Revista Literatura

Fuego en el cielo

Publicado el 23 diciembre 2011 por Netomancia @netomancia
El silbido es la antesala del final. El sonido agudo que atraviesa la paz, que la destroza y hace añicos. Y a lo lejos, los fuegos en el cielo, estallando en mil colores como una arcaica celebración. Los niños corren por las callejuelas sucias, sus pies repletos de barro y arena. Los apremia una promesa de salvación, del otro lado de las trincheras.
La sangre hierve joven, inconsciente y detrás del terror una mueca sonriente pretende hacerse a la luz. Pero los disparos silban cerca. Apenas una delgada línea los separa de la muerte, pero siguen adelante, mientras el polvillo y el escombro que la munición le roba a la pared se desparrama a sus espaldas.
Se han criado con ese ruido y los colores en el cielo. Esas luces que en la noche parecen inundar la negrura, para estallar en matices hirientes una vez que tocan la tierra, llevándose vecinos, familiares y amigos. Quedan los restos de un pasado que no volverá a ser, que no sueñan con volver a ver.
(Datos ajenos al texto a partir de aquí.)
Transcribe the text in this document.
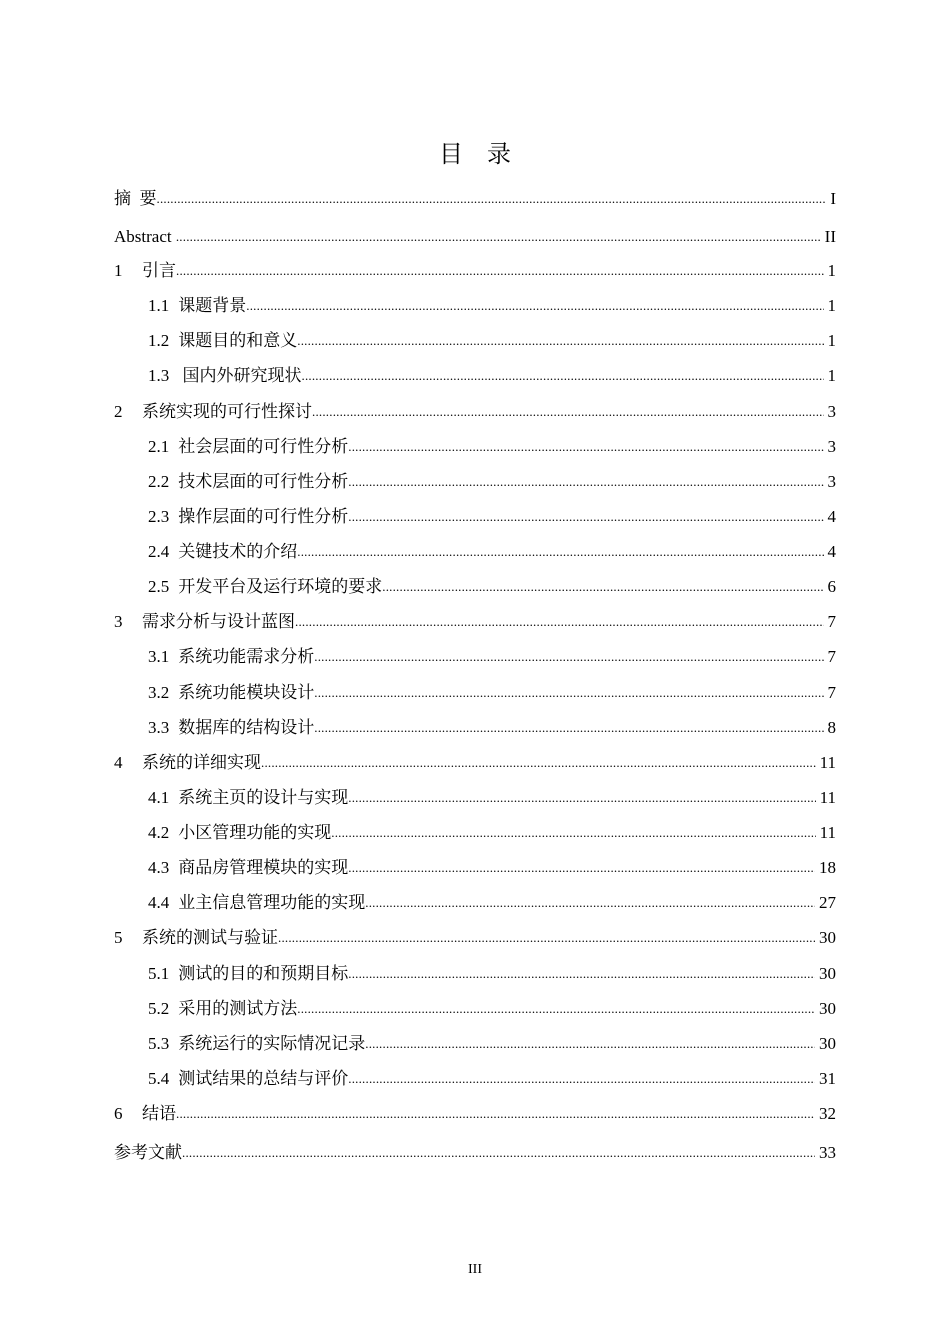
目 录
摘  要 .....	I
Abstract .....	II
1	引言 .....	1
1.1 课题背景 .....	1
1.2 课题目的和意义 .....	1
1.3 国内外研究现状 .....	1
2	系统实现的可行性探讨 .....	3
2.1 社会层面的可行性分析 .....	3
2.2 技术层面的可行性分析 .....	3
2.3 操作层面的可行性分析 .....	4
2.4 关键技术的介绍 .....	4
2.5 开发平台及运行环境的要求 .....	6
3	需求分析与设计蓝图 .....	7
3.1 系统功能需求分析 .....	7
3.2 系统功能模块设计 .....	7
3.3 数据库的结构设计 .....	8
4	系统的详细实现 .....	11
4.1 系统主页的设计与实现 .....	11
4.2 小区管理功能的实现 .....	11
4.3 商品房管理模块的实现 .....	18
4.4 业主信息管理功能的实现 .....	27
5	系统的测试与验证 .....	30
5.1 测试的目的和预期目标 .....	30
5.2 采用的测试方法 .....	30
5.3 系统运行的实际情况记录 .....	30
5.4 测试结果的总结与评价 .....	31
6	结语 .....	32
参考文献 .....	33
III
El mundo parece absorberlos, pero ellos sigue corriendo, metiéndole piernas a sus ganas de seguir vivos, encorvando sus cuerpos, agachando la cabeza, doblando en los recodos a tiempo, jadeando sin cesar, respirando con la boca abierta y al borde del desmayo, ya sin aliento.
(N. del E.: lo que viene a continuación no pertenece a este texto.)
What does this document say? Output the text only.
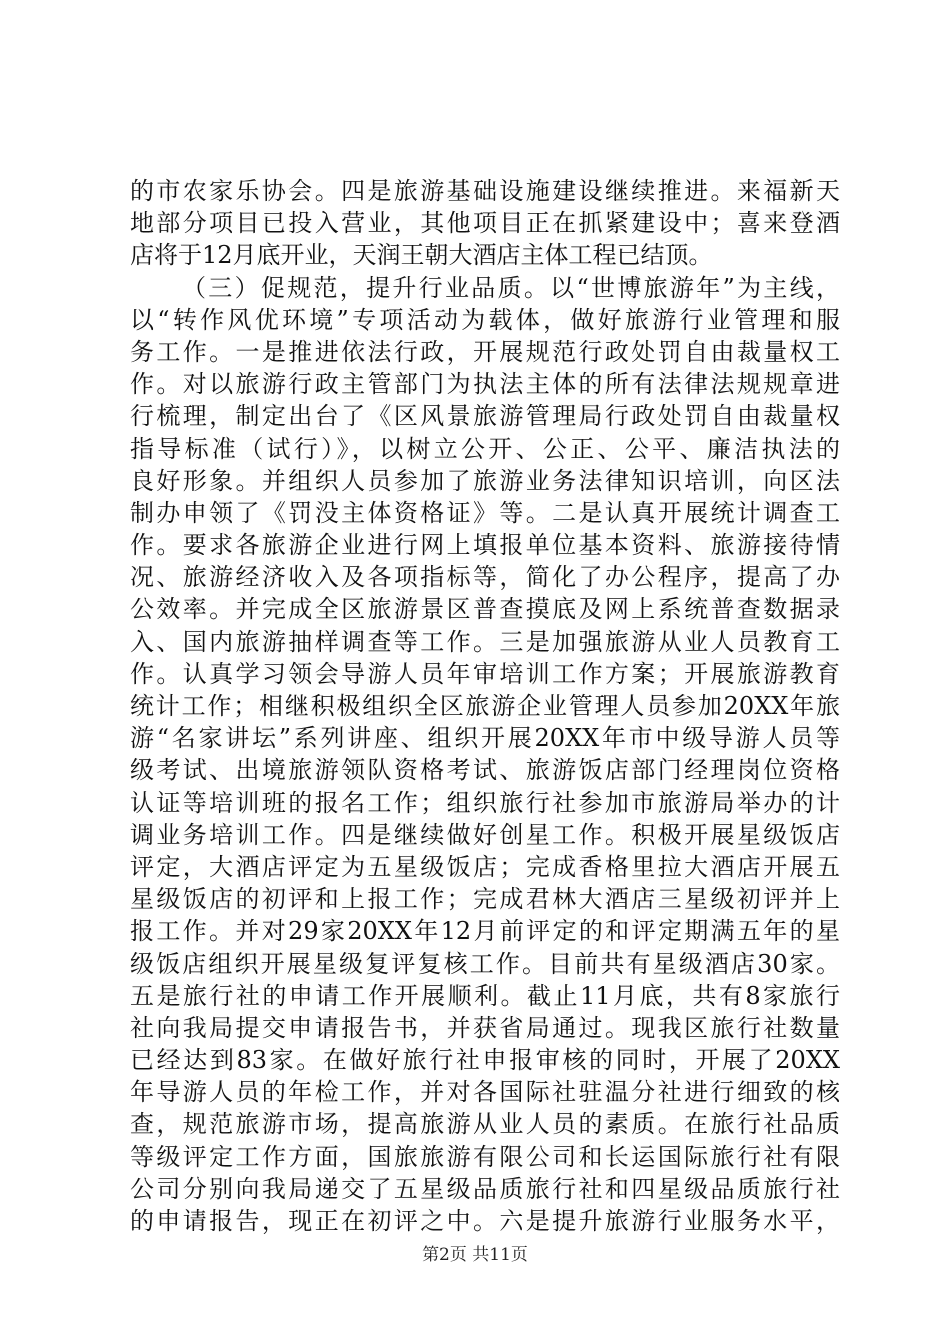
的市农家乐协会。四是旅游基础设施建设继续推进。来福新天
地部分项目已投入营业，其他项目正在抓紧建设中；喜来登酒
店将于12月底开业，天润王朝大酒店主体工程已结顶。
（三）促规范，提升行业品质。以“世博旅游年”为主线，
以“转作风优环境”专项活动为载体，做好旅游行业管理和服
务工作。一是推进依法行政，开展规范行政处罚自由裁量权工
作。对以旅游行政主管部门为执法主体的所有法律法规规章进
行梳理，制定出台了《区风景旅游管理局行政处罚自由裁量权
指导标准（试行）》，以树立公开、公正、公平、廉洁执法的
良好形象。并组织人员参加了旅游业务法律知识培训，向区法
制办申领了《罚没主体资格证》等。二是认真开展统计调查工
作。要求各旅游企业进行网上填报单位基本资料、旅游接待情
况、旅游经济收入及各项指标等，简化了办公程序，提高了办
公效率。并完成全区旅游景区普查摸底及网上系统普查数据录
入、国内旅游抽样调查等工作。三是加强旅游从业人员教育工
作。认真学习领会导游人员年审培训工作方案；开展旅游教育
统计工作；相继积极组织全区旅游企业管理人员参加20XX年旅
游“名家讲坛”系列讲座、组织开展20XX年市中级导游人员等
级考试、出境旅游领队资格考试、旅游饭店部门经理岗位资格
认证等培训班的报名工作；组织旅行社参加市旅游局举办的计
调业务培训工作。四是继续做好创星工作。积极开展星级饭店
评定，大酒店评定为五星级饭店；完成香格里拉大酒店开展五
星级饭店的初评和上报工作；完成君林大酒店三星级初评并上
报工作。并对29家20XX年12月前评定的和评定期满五年的星
级饭店组织开展星级复评复核工作。目前共有星级酒店30家。
五是旅行社的申请工作开展顺利。截止11月底，共有8家旅行
社向我局提交申请报告书，并获省局通过。现我区旅行社数量
已经达到83家。在做好旅行社申报审核的同时，开展了20XX
年导游人员的年检工作，并对各国际社驻温分社进行细致的核
查，规范旅游市场，提高旅游从业人员的素质。在旅行社品质
等级评定工作方面，国旅旅游有限公司和长运国际旅行社有限
公司分别向我局递交了五星级品质旅行社和四星级品质旅行社
的申请报告，现正在初评之中。六是提升旅游行业服务水平，
第2页 共11页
Y la trinchera se antoja lejana, distante, como un oasis, un país lejano, una promesa de ayuda que no llegará, de paz que nadie querrá, de felicidades que sus corazones ya no albergarán. Hay ardor en los pies descalzos, en la piel desgarrada por los silbidos que apenas pudieran esquivar. Pero no se resignan, porque resignarse es lo mismo que morir. Y la vida, por más penosa que sea, es vida. Es un don. Es un regalo. Es un placer incluso en el dolor, es una sonrisa detrás de una mueca de terror.
Y es la trinchera justo delante de los ojos, para quedar otra vez a salvo. Se arrojan salvajemente del otro lado, poniéndose a resguardo. Los niños están agitados pero así y todo se miran unos a otros y comienzan a reír. Están todos, cansados, pero vivos. Y eso solo, amerita la risa. Una risa carente de felicidad, pero repleta de otra cosa: satisfacción.
Uno de los niños saca de una bolsa unas varillas de pan y media torta, lo poco que han podido robar de los restos de la panadería más cercana. Y lo ofrece a los más pequeños que esperaban allí en el refugio. Y con un hilo de voz, faltándole el aire, bendice la esperanza:
- Feliz Navidad, es poco, pero suficiente.